医事課、リハ科内、病棟スタッフとの認識合わせに使う場合は、まずこのシートで「同一入院継続か」「転院・再入院か」「外来から入院か」を分けて確認してください。
起算日は「入院の連続性」で判断します
早期リハ加算の起算日で最も混同しやすいのは、「疾患別リハビリテーションの起算日変更」と「早期リハ加算の起算日リセット」を同じものとして扱ってしまうことです。
実際には、同一医療機関で入院を継続している場合、疾患別リハの起算日が変わっても、早期リハ加算の起算日は当初入院日から変更されません。まずは「同じ入院が続いているのか」を確認することが重要です。

まず結論|同一入院中なら原則「当初の入院日」です
疑義解釈その 6 で重要なのは、疾患別リハビリテーションの起算日が切り替わっても、同一医療機関に入院を継続している場合は、早期リハビリテーション加算の起算日が自動的にリセットされるわけではない点です。早期リハ加算は「入院日」を軸に考えます。

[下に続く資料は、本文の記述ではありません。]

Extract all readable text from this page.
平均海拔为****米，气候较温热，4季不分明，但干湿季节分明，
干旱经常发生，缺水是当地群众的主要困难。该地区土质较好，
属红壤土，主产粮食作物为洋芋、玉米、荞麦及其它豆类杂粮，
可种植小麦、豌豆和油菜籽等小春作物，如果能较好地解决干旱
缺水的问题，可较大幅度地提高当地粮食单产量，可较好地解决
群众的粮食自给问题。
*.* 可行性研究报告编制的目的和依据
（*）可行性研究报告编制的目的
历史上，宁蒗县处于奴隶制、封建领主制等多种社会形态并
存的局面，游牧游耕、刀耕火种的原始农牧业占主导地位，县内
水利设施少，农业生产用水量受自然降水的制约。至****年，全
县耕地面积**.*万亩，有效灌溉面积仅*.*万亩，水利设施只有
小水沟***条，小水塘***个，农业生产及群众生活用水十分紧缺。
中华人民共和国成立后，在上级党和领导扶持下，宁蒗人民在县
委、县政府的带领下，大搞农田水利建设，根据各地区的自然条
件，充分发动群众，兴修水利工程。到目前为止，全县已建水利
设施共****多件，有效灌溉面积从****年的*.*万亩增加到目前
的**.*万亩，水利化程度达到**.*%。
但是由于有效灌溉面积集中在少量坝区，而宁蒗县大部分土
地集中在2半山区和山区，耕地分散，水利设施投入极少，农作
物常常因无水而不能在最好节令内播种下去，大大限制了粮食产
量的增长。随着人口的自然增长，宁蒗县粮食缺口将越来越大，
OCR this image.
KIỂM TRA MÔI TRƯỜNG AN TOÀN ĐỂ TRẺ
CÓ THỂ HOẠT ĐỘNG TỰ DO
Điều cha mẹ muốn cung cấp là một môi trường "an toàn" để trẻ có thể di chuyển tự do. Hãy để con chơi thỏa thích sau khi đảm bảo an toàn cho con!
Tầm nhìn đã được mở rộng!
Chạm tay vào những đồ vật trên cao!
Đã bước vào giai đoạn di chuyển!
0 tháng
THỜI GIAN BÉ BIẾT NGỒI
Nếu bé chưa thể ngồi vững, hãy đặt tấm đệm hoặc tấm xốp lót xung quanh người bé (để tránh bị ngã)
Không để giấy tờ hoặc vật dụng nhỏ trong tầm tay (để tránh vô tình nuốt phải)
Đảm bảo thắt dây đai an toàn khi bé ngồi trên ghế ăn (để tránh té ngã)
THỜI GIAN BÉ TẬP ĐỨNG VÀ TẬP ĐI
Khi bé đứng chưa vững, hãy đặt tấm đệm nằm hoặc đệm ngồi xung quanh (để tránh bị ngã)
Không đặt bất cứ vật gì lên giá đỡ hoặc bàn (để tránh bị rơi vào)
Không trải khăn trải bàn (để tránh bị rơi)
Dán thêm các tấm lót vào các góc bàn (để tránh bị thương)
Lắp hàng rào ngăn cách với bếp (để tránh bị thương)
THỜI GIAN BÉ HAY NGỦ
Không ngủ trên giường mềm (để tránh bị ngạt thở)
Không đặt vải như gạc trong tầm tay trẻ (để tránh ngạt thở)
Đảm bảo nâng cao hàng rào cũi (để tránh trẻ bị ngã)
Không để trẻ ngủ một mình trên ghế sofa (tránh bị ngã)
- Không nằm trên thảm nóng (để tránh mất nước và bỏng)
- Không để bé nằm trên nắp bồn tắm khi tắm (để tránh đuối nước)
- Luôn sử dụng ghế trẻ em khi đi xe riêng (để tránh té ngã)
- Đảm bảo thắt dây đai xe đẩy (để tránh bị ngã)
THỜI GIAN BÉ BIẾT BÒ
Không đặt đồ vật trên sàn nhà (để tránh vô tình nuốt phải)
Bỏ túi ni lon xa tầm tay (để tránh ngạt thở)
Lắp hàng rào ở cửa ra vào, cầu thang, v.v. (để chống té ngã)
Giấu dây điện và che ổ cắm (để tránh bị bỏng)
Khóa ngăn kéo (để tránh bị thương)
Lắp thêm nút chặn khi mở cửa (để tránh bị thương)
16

一方で、新たな疾患の発症などを契機に転院した場合や、退院していた患者が再入院した場合は、転院日または再入院日が起算日になります。外来で疾患別リハを行っていた患者が急性増悪などで入院し、対象疾患の要件を満たす場合は、入院日を起算日として算定できるとされています。
| ケース | 起算日の考え方 | 現場での確認ポイント |
|---|---|---|
| 同一医療機関に入院継続中 | 当初の入院日から変更しない | 疾患別リハの起算日変更と混同しない |
| 入院中の患者が転院 | 転院日を起算日とする | 転棟ではなく、医療機関を移る転院か確認する |
| 退院後に再入院 | 再入院日を起算日とする | 一連の入院継続ではなく、退院後の再入院か確認する |
| 外来リハ中に急性増悪で入院 | 要件を満たせば入院日を起算日として算定可 | 入院契機となった疾患と対象疾患要件を確認する |
疑義解釈その 6 で明確化されたこと
令和 8 年 5 月 22 日付の「疑義解釈資料の送付について(その 6)」では、早期リハビリテーション加算について、問 16 と問 17 で起算日の扱いが示されています。特に、疾患別リハビリテーションの起算日が切り替わる場面で、早期リハ加算まで同じように切り替えてよいのかが整理されました。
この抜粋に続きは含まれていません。